Cisco Support Community
Showing results for 
Search instead for 
Did you mean: 
Community Member

DSCP and IP Precedence

We have an edge router (Cisco), and has a marking of packets based on DSCP. The edge router is connected to an ISP (not Cisco) which has a QoS based on IP Precedence. I understand that there is a conversion table between DSCP and IP Precedence, I wondered if this conversion is done automatically between routers, or must I have to configure a package marked on the edge router with IP Precedence to the exit to the ISP.


Community Member

DSCP and IP Precedence

You can do remarking on your edge router or if your ISP can do the remarking for you it will be better.


Your marking is


DSCP AF41 (Important Traffic)

Default (OTHERS)

ISP Marking is

IP Precedence 5

Important traffic is 3

Default is 0

you can do is create a policy-map that match DSCP EF and set the conform packet to IP Precedence 5

you can do the same with DSCP 41 set conform traffic to IP Precedence 3

but the last class you do not need to do anything because it's Zero.

DSCP and IP Precedence

In addition to what was said above, you'll want to make sure that your ISP recognizes your markings and agrees with them because they can remark to 0 as well.

HTH, John *** Please rate all useful posts ***

DSCP and IP Precedence

Hi Gomez,

There is not actually any need for remarking between the IP prec or TOS byte

The router just read different fields from the  ToS byte in case of IPprec or DSCP.

The IP prec is just the first 3 high order bits of the TOS byte.

The DSCP is the first 6 high order bits.

You can read the next doc for detailed info

However, it is easier to have a common reference with your ISP regarding the QoS values to be eihter DSCP or IP Prec.

Finally, pay attention if you use encryption over the ISP (e.g.

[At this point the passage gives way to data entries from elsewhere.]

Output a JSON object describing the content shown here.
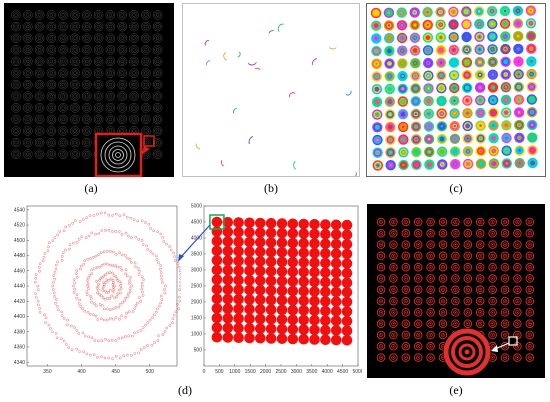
{
  "captions": {
    "a": "(a)",
    "b": "(b)",
    "c": "(c)",
    "d": "(d)",
    "e": "(e)"
  },
  "colors": {
    "background_dark": "#000000",
    "ring_gray": "#8a8a8a",
    "highlight_red": "#e0201a",
    "arrow_blue": "#2a4fd0",
    "marker_green": "#1fa35a",
    "ring_red": "#e03030",
    "dot_red": "#f01010"
  },
  "icons": {
    "zoom_arrow_a": "red-triangle-pointer",
    "zoom_arrow_d": "blue-arrow",
    "zoom_arrow_e": "white-arrow"
  },
  "panel_d_left": {
    "x_ticks": [
      "350",
      "400",
      "450",
      "500"
    ],
    "y_ticks": [
      "4540",
      "4520",
      "4500",
      "4480",
      "4460",
      "4440",
      "4420",
      "4400",
      "4380",
      "4360",
      "4340"
    ]
  },
  "panel_d_right": {
    "x_ticks": [
      "0",
      "500",
      "1000",
      "1500",
      "2000",
      "2500",
      "3000",
      "3500",
      "4000",
      "4500",
      "5000"
    ],
    "y_ticks": [
      "5000",
      "4500",
      "4000",
      "3500",
      "3000",
      "2500",
      "2000",
      "1500",
      "1000",
      "500"
    ]
  }
}
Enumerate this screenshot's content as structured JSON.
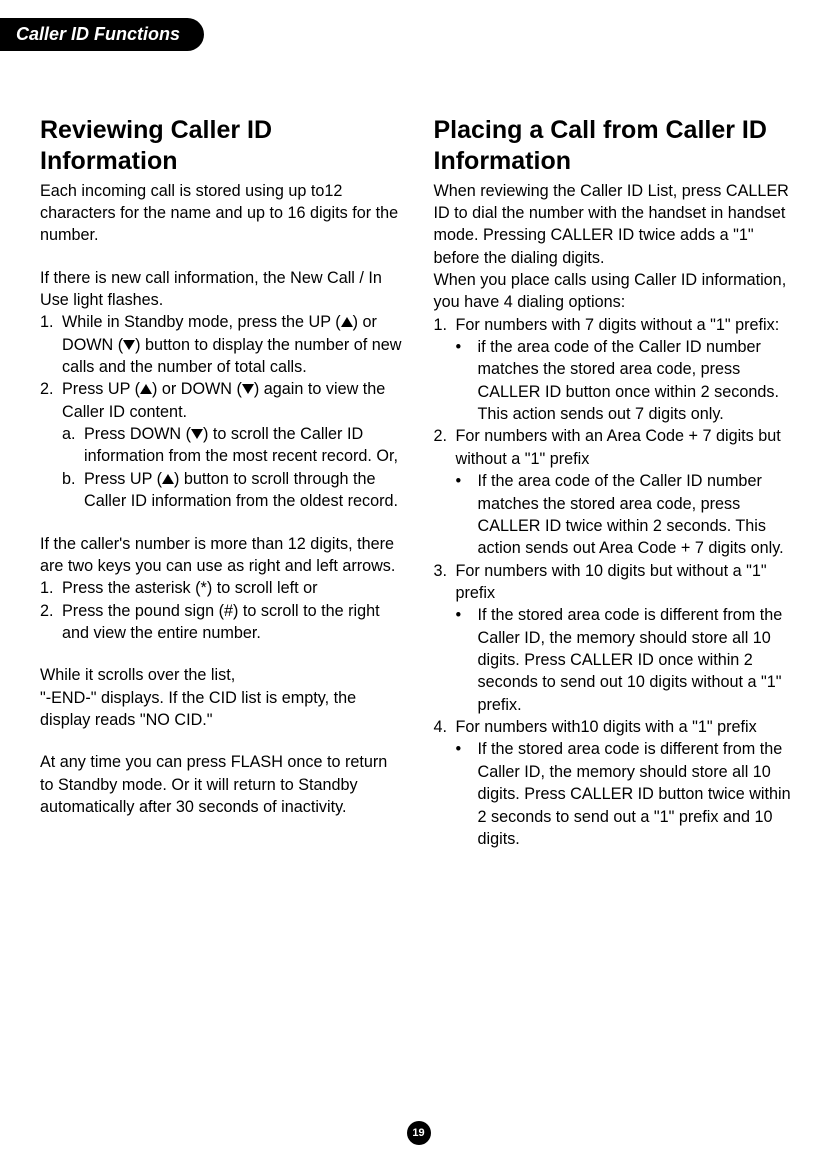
{
  "header": {
    "tab": "Caller ID Functions"
  },
  "left": {
    "title": "Reviewing Caller ID Information",
    "p1": "Each incoming call is stored using up to12 characters for the name and up to 16 digits for the number.",
    "p2": "If there is new call information, the New Call / In Use light flashes.",
    "l1_1a": "While in Standby mode, press the UP (",
    "l1_1b": ") or DOWN (",
    "l1_1c": ") button to display the number of new calls and the number of total calls.",
    "l1_2a": "Press UP (",
    "l1_2b": ") or DOWN (",
    "l1_2c": ") again to view the Caller ID content.",
    "l1_2_sa1": "Press DOWN (",
    "l1_2_sa2": ") to scroll the Caller ID information from the most recent record. Or,",
    "l1_2_sb1": "Press UP (",
    "l1_2_sb2": ") button to scroll through the Caller ID information from the oldest record.",
    "p3": "If the caller's number is more than 12 digits, there are two keys you can use as right and left arrows.",
    "l2_1": "Press the asterisk (*) to scroll left or",
    "l2_2": "Press the pound sign (#) to scroll to the right and view the entire number.",
    "p4a": "While it scrolls over the list,",
    "p4b": "\"-END-\" displays. If the CID list is empty, the display reads \"NO CID.\"",
    "p5": "At any time you can press FLASH once to return to Standby mode. Or it will return to Standby automatically after 30 seconds of inactivity."
  },
  "right": {
    "title": "Placing a Call from Caller ID Information",
    "p1": "When reviewing the Caller ID List, press CALLER ID to dial the number with the handset in handset mode. Pressing CALLER ID twice adds a \"1\" before the dialing digits.",
    "p2": "When you place calls using Caller ID information, you have 4 dialing options:",
    "i1": "For numbers with 7 digits without a \"1\" prefix:",
    "i1b": "if the area code of the Caller ID number matches the stored area code, press CALLER ID button once within 2 seconds. This action sends out 7 digits only.",
    "i2": "For numbers with an Area Code + 7 digits but without a \"1\" prefix",
    "i2b": "If the area code of the Caller ID number matches the stored area code, press CALLER ID twice within 2 seconds. This action sends out Area Code + 7 digits only.",
    "i3": "For numbers with 10 digits but without a \"1\" prefix",
    "i3b": "If the stored area code is different from the Caller ID, the memory should store all 10 digits. Press CALLER ID once within 2 seconds to send out 10 digits without a \"1\" prefix.",
    "i4": "For numbers with10 digits with a \"1\" prefix",
    "i4b": "If the stored area code is different from the Caller ID, the memory should store all 10 digits. Press CALLER ID button twice within 2 seconds to send out a \"1\" prefix and 10 digits."
  },
  "pageNumber": "19",
  "labels": {
    "n1": "1.",
    "n2": "2.",
    "n3": "3.",
    "n4": "4.",
    "sa": "a.",
    "sb": "b.",
    "bullet": "•"
  }
}
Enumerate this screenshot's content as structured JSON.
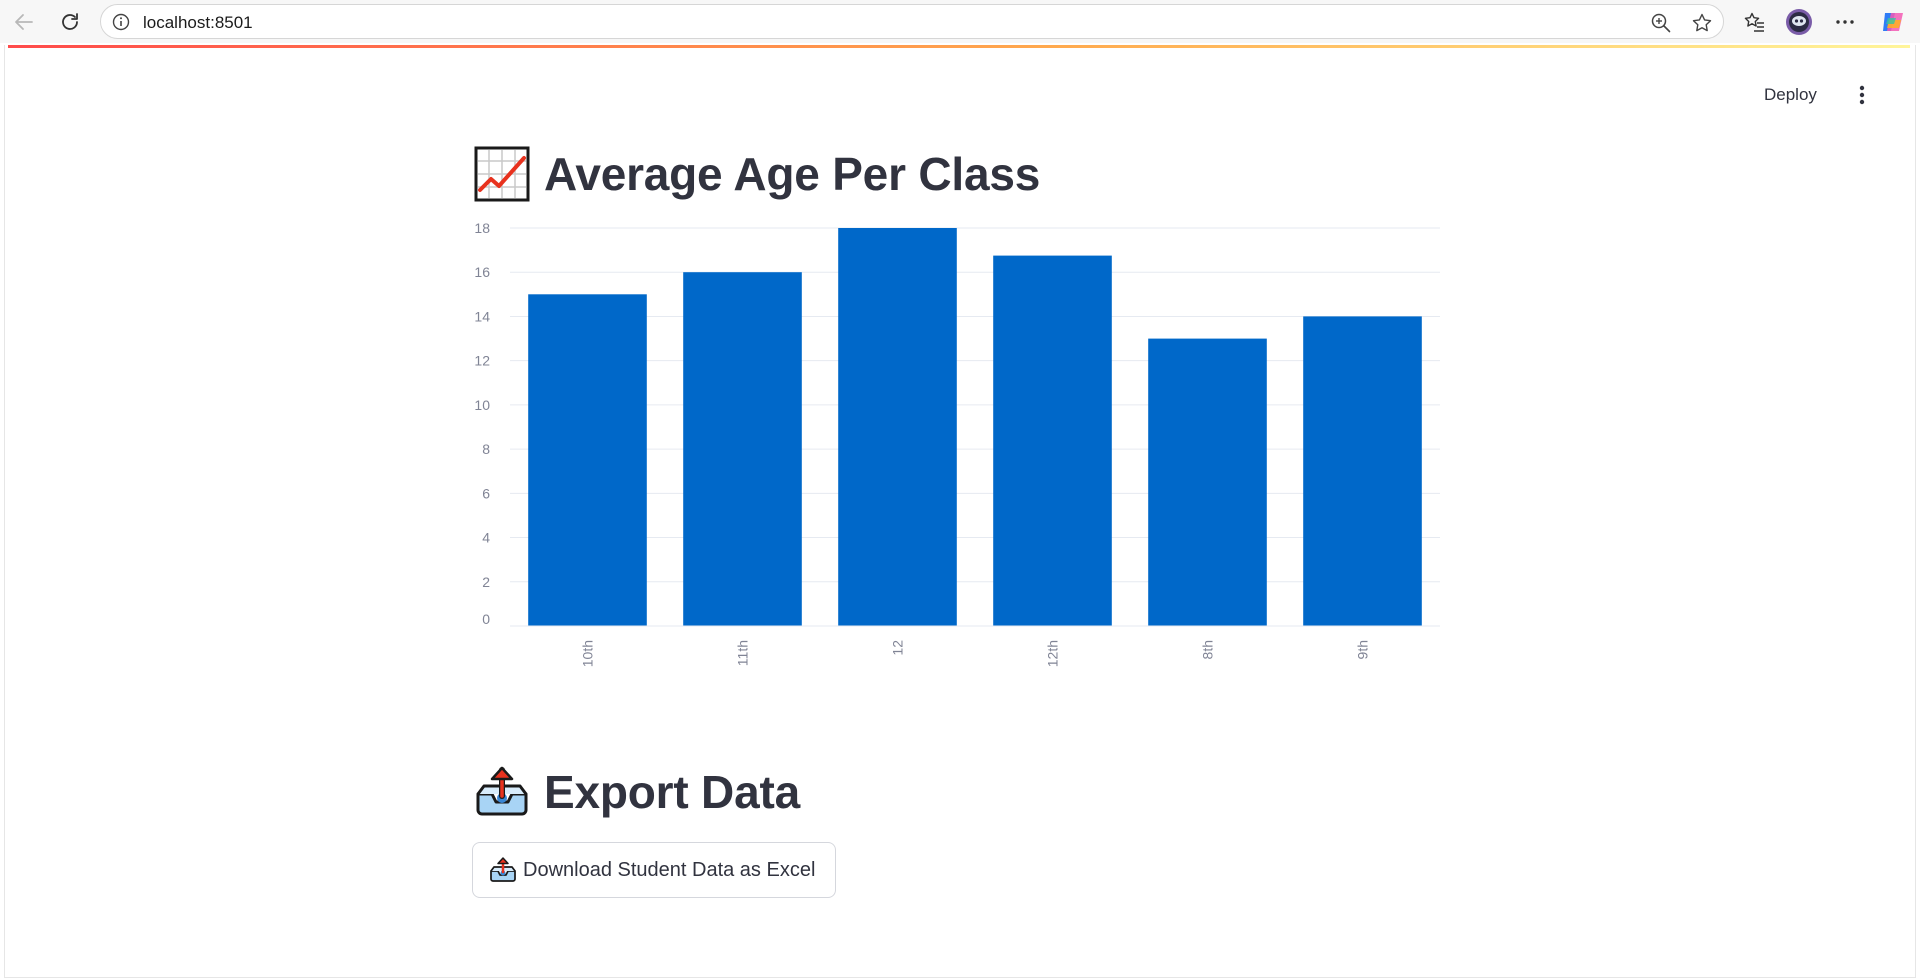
{
  "browser": {
    "url": "localhost:8501"
  },
  "app": {
    "deploy_label": "Deploy"
  },
  "headings": {
    "chart_title": "Average Age Per Class",
    "chart_title_icon": "chart-increasing-icon",
    "export_title": "Export Data",
    "export_title_icon": "outbox-tray-icon"
  },
  "download_button": {
    "label": "Download Student Data as Excel",
    "icon": "outbox-tray-icon"
  },
  "colors": {
    "bar": "#0068c9",
    "text": "#31333f",
    "axis_text": "#808495",
    "grid": "#e6eaf1"
  },
  "chart_data": {
    "type": "bar",
    "categories": [
      "10th",
      "11th",
      "12",
      "12th",
      "8th",
      "9th"
    ],
    "values": [
      15,
      16,
      18,
      16.75,
      13,
      14
    ],
    "title": "",
    "xlabel": "",
    "ylabel": "",
    "ylim": [
      0,
      18
    ],
    "yticks": [
      0,
      2,
      4,
      6,
      8,
      10,
      12,
      14,
      16,
      18
    ],
    "grid": true,
    "legend": "none"
  }
}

IPsec or GRE.)

In this case, you have to use the relevant conf. to your edge router in order to have the correct QoS prioritization (qos pre classify command) over the ISP.

I hope that helps,


Super Bronze

Re: DSCP and IP Precedence


The Author of this posting offers the information contained within this posting without consideration and with the reader's understanding that there's no implied or expressed suitability or fitness for any purpose. Information provided is for informational purposes only and should not be construed as rendering professional advice of any kind. Usage of this posting's information is solely at reader's own risk.

Liability Disclaimer

In no event shall Author be liable for any damages whatsoever (including, without limitation, damages for loss of use, data or profit) arising out of the use or inability to use the posting's information even if Author has been advised of the possibility of such damage.


Short version, you probably don't need to do anything.  Long version . . .

As Vasileios correctly describes, IP Prec and DSCP both use the ToS byte.  DSCP usage, which uses the next 3 bits (as also noted by Vasileios), was designed for backward compatibility as DSCP Class groups map into IP Prec, e.g. AF2x maps to IP Prec 2.

As long as your provider only examines IP Prec, you seldom have a problem beyond agreeing that a IP Prec will treat the DSCP class as you desire.  An example of possible treatment difference, under DSCP recommendations, CS1 and AF1x are used for scavenger and bulk traffic and may receive priority lower than best effort traffic, but under IP Prec, precedence 1 might receive higher priority than IP Prec 0 (best effort).

Under really, really old RFCs, the extra bits in the ToS byte have meanings too, but very unlikely your provider uses these rules, although wouldn't hurt to ask - they might answer huh?

If your provider wants to remark ToS, that can cause some issue as just resetting IP Prec would leave the extra bits as they were.  For example, you have a packet marked as AF43, your provider remarks it to IP Prec 3, you'll then see it as AF33 not CS3.  Most providers, though, usually don't remark.


On other than really old IOS images, ToS marking are copied from an original packet's ToS to the tunnel's ToS.  QoS pre classify is only need when, on the tunneling router, you want to look at other header fields after the packet has been encapsulated.

Community Member

Re: DSCP and IP Precedence

Hi Gomez,

I think you do not need to do remarking if your isp ip precedence match you dscp.You will need rematking if the isp does not match you dscp marking. let's say you made you defaulft class to af1 instead of zero. but if you isp has the narkping as you (which rarely happens) you do nit need remarking. so my example above using dscp ef and ip precedence 5 may not need remarking.